Je me suis donc mariée, j’ai eu onze enfants, six garçons et cinq filles, mais pendant mon mariage… mon mari faisait des choses en cachette. Il rentrait parfois tard, très tard. Les gens me disaient des choses, à propos d’autres femmes… J’ai fait mon enquête mais je n’ai rien trouvé. Puis un jour je l’ai vu passer en voiture avec une dame, apparemment sa maitresse. Lui ne m’avait pas vue. En rentrant le soir à la maison je lui en ai parlé, et il a nié, il a dit que ce n’était pas vrai, que non ce n’était pas lui. Mais il n’arrêtait pas de sortir et de rentrer tard, alors j’en ai eu marre et je suis retournée dans ma famille. Mais il ne voulait pas le divorce, pendant six mois il m’a suppliée de revenir. Mais je ne pouvais pas rester avec un coureur de jupons. Pour moi, c’était fini, fini. Et pour moi quand c’est fini, c’est fini.

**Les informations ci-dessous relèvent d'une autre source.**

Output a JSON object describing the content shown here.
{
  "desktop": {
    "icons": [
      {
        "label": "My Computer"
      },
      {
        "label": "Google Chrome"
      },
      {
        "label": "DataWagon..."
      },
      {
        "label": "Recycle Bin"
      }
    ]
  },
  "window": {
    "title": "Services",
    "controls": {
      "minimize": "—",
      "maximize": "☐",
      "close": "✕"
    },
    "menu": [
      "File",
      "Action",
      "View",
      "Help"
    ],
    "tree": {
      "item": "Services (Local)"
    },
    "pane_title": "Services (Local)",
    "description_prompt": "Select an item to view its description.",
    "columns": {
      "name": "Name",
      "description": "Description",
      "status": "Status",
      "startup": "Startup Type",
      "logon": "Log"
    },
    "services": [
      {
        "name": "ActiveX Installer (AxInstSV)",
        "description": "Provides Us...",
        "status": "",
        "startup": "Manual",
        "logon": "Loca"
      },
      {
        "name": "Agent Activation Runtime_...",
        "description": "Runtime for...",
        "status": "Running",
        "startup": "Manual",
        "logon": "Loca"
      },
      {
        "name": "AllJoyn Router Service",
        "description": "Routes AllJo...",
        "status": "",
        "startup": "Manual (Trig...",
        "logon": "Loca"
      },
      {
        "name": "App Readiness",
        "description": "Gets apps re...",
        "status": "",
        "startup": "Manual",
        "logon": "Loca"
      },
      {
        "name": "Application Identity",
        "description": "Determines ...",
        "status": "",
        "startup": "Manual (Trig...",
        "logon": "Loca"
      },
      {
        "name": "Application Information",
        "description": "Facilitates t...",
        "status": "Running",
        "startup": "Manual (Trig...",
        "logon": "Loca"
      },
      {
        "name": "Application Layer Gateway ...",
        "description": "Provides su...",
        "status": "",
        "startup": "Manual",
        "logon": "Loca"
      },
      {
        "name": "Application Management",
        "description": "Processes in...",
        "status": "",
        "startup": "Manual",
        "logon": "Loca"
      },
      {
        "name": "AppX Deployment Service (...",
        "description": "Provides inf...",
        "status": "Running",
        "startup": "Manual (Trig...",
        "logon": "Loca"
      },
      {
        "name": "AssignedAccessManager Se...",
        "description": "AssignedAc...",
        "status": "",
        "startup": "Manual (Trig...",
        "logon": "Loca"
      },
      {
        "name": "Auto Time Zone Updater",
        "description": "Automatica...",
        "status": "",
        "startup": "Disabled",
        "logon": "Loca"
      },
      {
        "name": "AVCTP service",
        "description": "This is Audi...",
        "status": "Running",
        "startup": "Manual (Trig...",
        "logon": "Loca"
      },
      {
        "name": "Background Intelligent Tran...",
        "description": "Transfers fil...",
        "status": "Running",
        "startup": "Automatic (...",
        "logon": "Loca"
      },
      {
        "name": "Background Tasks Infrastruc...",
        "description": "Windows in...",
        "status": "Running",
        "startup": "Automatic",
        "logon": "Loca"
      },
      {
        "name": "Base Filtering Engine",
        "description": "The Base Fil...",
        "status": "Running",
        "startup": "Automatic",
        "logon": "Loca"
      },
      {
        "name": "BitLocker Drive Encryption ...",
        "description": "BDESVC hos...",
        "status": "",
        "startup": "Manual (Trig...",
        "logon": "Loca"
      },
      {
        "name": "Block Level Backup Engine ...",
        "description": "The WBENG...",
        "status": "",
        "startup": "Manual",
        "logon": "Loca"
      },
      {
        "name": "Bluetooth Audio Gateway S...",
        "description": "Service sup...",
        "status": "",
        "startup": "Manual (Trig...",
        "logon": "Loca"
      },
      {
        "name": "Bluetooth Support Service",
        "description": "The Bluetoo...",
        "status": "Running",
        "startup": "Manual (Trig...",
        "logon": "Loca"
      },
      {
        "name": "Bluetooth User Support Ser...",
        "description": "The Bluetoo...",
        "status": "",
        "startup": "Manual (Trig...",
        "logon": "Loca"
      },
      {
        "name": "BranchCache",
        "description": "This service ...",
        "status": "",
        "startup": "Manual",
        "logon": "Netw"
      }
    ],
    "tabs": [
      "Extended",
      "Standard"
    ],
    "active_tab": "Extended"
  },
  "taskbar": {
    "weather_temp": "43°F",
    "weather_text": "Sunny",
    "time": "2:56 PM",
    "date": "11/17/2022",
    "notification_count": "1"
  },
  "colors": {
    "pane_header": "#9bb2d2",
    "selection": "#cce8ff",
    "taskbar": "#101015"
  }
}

Pendant la séparation, je l’ai trompé avec un homme, qui par la suite, est devenu ministre. Quand j’étais jeune fille cet homme avait voulu m’épouser. Mais à présent il était marié, et je me suis dit que j’avais déconné. Que j’avais fait quelque chose de pas bien. Je me suis excusée d’avoir troublé son foyer puis ça s’est arrêté là.

Il paraît qu’aujourd’hui encore mon ex-mari n’arrête pas de changer de femme.

Au début on était très heureux, mais c’est vrai que je regrette qu’on en soit arrivés là. Je ne sais pas si lui aujourd’hui il regrette.

C’était mon premier amour, cet homme. J’aurais voulu qu’il me dise la vérité, mais il me mentait. Il faisait des choses en cachette. J’aurais préféré qu’il me le dise moi, ce qu’il faisait, qu’il allait voir d’autres femmes. On en aurait discuté…

Et puis il y avait le sida… Alors non, je ne pouvais pas rester comme ça.

Avec un homme ce qui compte c’est la tendresse. Faire beaucoup d’enfants comme ça, ça sert à rien. Ce qui compte c’est la tendresse.

Un homme ça ne grandit pas, ça reste toujours un petit enfant.

Pour qu’il ne regarde pas à gauche, à droite, il lui faut de la tendresse, comme pour un petit enfant.